You can load a single byte using the following Intel asm syntax:
movzx eax, byte ptr [ecx]
A few other things:
it will also have the effect that it probably wouldn't detect the end of the string properly since the null terminator might not be followed by three other zero bytes.
I'm not sure why you increment ecx before processing the first character in the string
the assembly code you posted doesn't appear to actually loop over the string
I've put some comments into your code:-
; this is OK: setting up the stack frame and saving important register
; on Win32, the registers that need saving are: esi, edi and ebx
; the rest can be used without needing to preserve them
push ebp
mov ebp, esp
push esi
push ebx
xor eax, eax
mov ecx, [ebp + 8]
; you said that this checked [ecx] for zero, but I think you've just written
; that wrong, this checks the value of ecx for zero, the [reg] form usually indicates
; the value at the address defined by reg
; so this is effectively doing a null pointer check (which is good)
jecxz end
mov esi, [ebp + 12]
mov edx, [ebp + 16]
xor bl, bl
firstLoop:
add bl, 1
; you increment ecx before loading the first character, this means
; that the function ignores the first character of the string
; and will therefore produce an incorrect result if the string
; starts with a character that needs replacing
add ecx, 1
; characters are 8 bit, not 32 bit (mentioned in comments elsewhere)
mov eax, [ecx]
cmp eax, 0
jz end
push eax
; possibly segfaults due to character out of range
; also, as mentioned elsewhere, the function you call here must conform to the
; the standard calling convention of the system (e.g, preserve esi, edi and ebx for
; Win32 systems), so eax, ecx and edx can change, so next time you call
; [edx] it might be referencing random memory
; either save edx on the stack (push before pushing parameters, pop after add esp)
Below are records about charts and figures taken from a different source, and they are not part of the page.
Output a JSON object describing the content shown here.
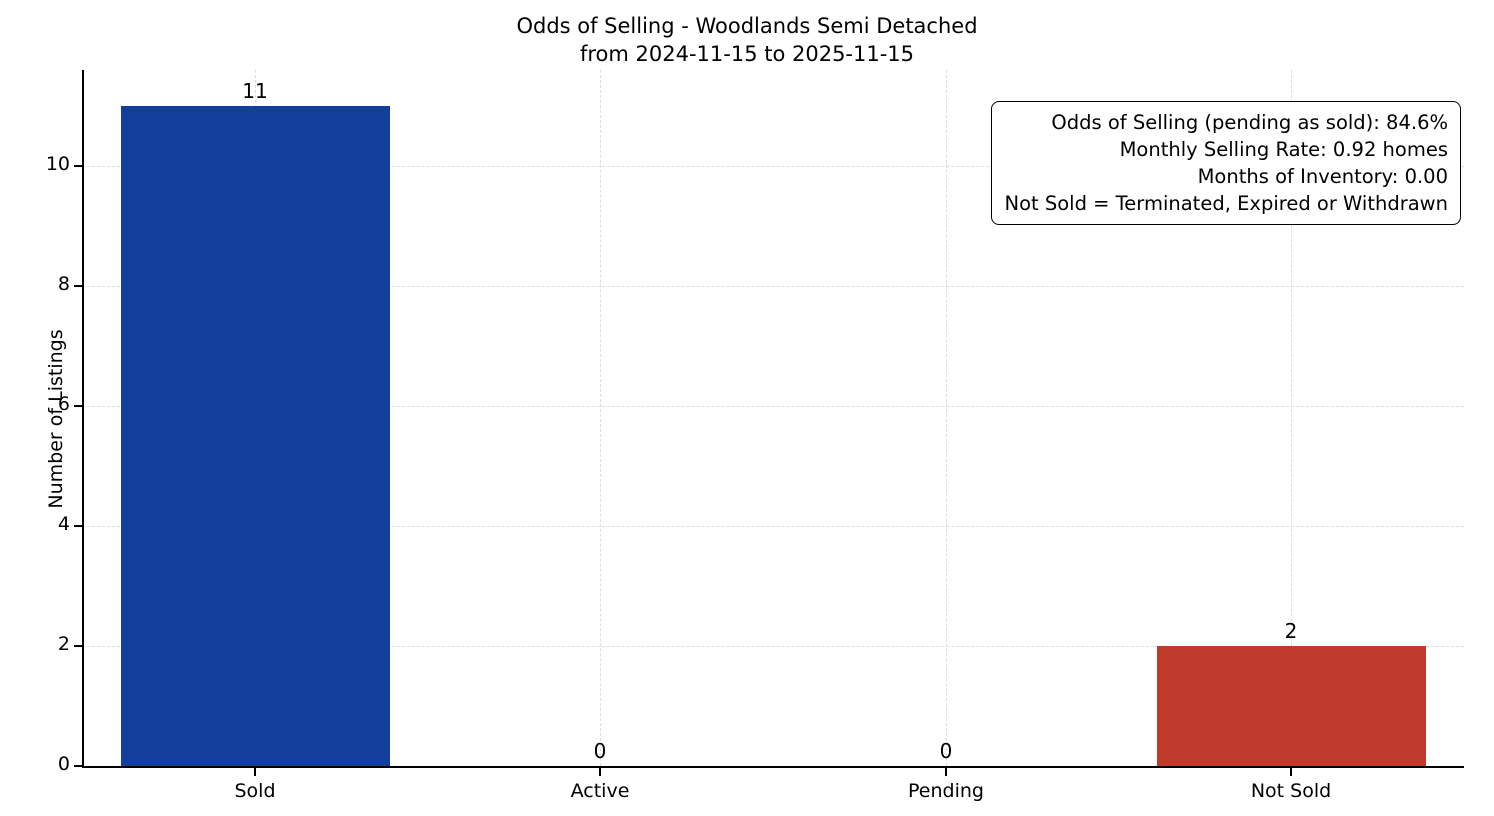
{
  "chart_data": {
    "type": "bar",
    "title_line1": "Odds of Selling - Woodlands Semi Detached",
    "title_line2": "from 2024-11-15 to 2025-11-15",
    "ylabel": "Number of Listings",
    "xlabel": "",
    "categories": [
      "Sold",
      "Active",
      "Pending",
      "Not Sold"
    ],
    "values": [
      11,
      0,
      0,
      2
    ],
    "value_labels": [
      "11",
      "0",
      "0",
      "2"
    ],
    "bar_colors": [
      "#123f9b",
      "#123f9b",
      "#123f9b",
      "#bf3a2b"
    ],
    "yticks": [
      0,
      2,
      4,
      6,
      8,
      10
    ],
    "ylim": [
      0,
      11.6
    ],
    "grid": "dashed, both axes",
    "legend_position": "none",
    "annotation": {
      "lines": [
        "Odds of Selling (pending as sold): 84.6%",
        "Monthly Selling Rate: 0.92 homes",
        "Months of Inventory: 0.00",
        "Not Sold = Terminated, Expired or Withdrawn"
      ],
      "position": "upper right"
    }
  }
}
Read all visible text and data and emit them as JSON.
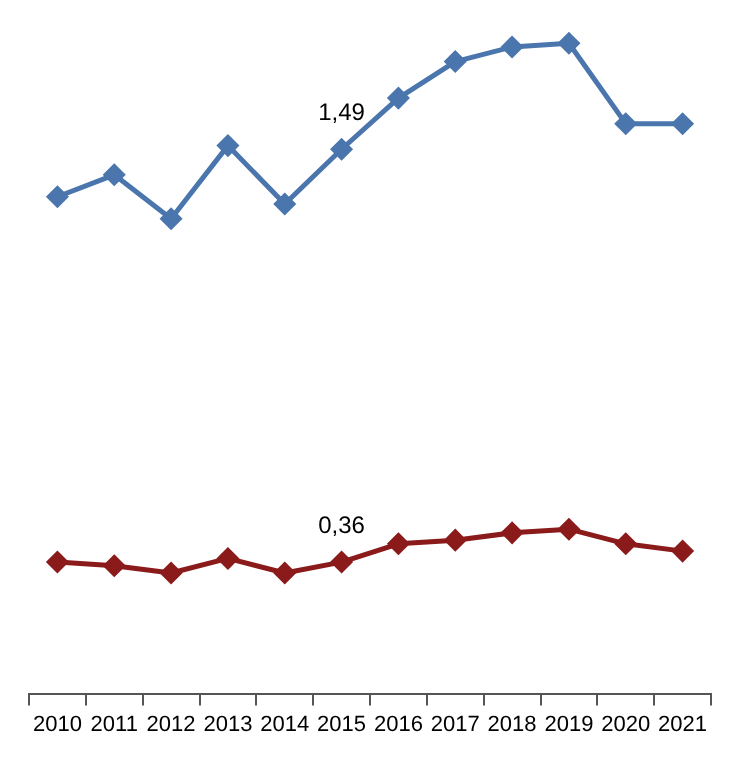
{
  "chart_data": {
    "type": "line",
    "categories": [
      "2010",
      "2011",
      "2012",
      "2013",
      "2014",
      "2015",
      "2016",
      "2017",
      "2018",
      "2019",
      "2020",
      "2021"
    ],
    "series": [
      {
        "color": "#4a76ad",
        "values": [
          1.36,
          1.42,
          1.3,
          1.5,
          1.34,
          1.49,
          1.63,
          1.73,
          1.77,
          1.78,
          1.56,
          1.56
        ],
        "value_labels": [
          null,
          null,
          null,
          null,
          null,
          "1,49",
          null,
          null,
          null,
          null,
          null,
          null
        ]
      },
      {
        "color": "#8b1a1a",
        "values": [
          0.36,
          0.35,
          0.33,
          0.37,
          0.33,
          0.36,
          0.41,
          0.42,
          0.44,
          0.45,
          0.41,
          0.39
        ],
        "value_labels": [
          null,
          null,
          null,
          null,
          null,
          "0,36",
          null,
          null,
          null,
          null,
          null,
          null
        ]
      }
    ],
    "tick_labels": "x",
    "grid": false,
    "legend": false,
    "marker": "diamond",
    "line_style": "solid"
  }
}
; or just load edx with [ebp+16] here instead of at the start
call edx
add esp, 4
mov ebx, eax
; more functionality required here!
end:
; restore important values, etc
pop ebx
pop esi
mov esp, ebp
pop ebp
; the result of the function should be in eax, but that's not set up properly yet
ret
Comments on your inner loop:-
firstLoop:
xor eax, eax
; you're loading a 32 bit value and checking for zero,
; strings are terminated with a null character, an 8 bit value,
; not a 32 bit value, so you're reading past the end of the string
; so this is unlikely to correctly test the end of string
mov edi, [ecx]
cmp edi, 0
jz end
mov edi, ecx ; save array
movzx eax, byte [ecx] ;load single byte into eax
; you need to keep ebp! its value must be saved (at the end,
; you do a mov esp,ebp)
mov ebp, edx ; save function pointer
push eax ; parameter for (*isinsubset)
call edx ; execute (*isinsubset)
mov ecx, edi ; restore array
cmp eax, 0
jne secondLoop
mov edx, ebp ; restore function pointer
add esp, 4 ; "pop off" the parameter
mov ebx, eax ; store return value
add ecx, 1
jmp firstLoop
secondLoop:
; again, your accessing the string using a 32 bit value, not an 8 bit value
; so you're replacing the matched character and the three next characters
; with the new value
; the upper 24 bits are probably zero so the loop will terminate on the
; next character
; also, the function seems to be returning a count of characters replaced,
; but you're not recording the fact that characters have been replaced
mov [ecx], esi
mov edx, ebp
add esp, 4
mov ebx, eax
add ecx, 1
jmp firstLoop
You do seem to be having trouble with the way the memory works, you are getting confused between 8 bit and 32 bit memory access.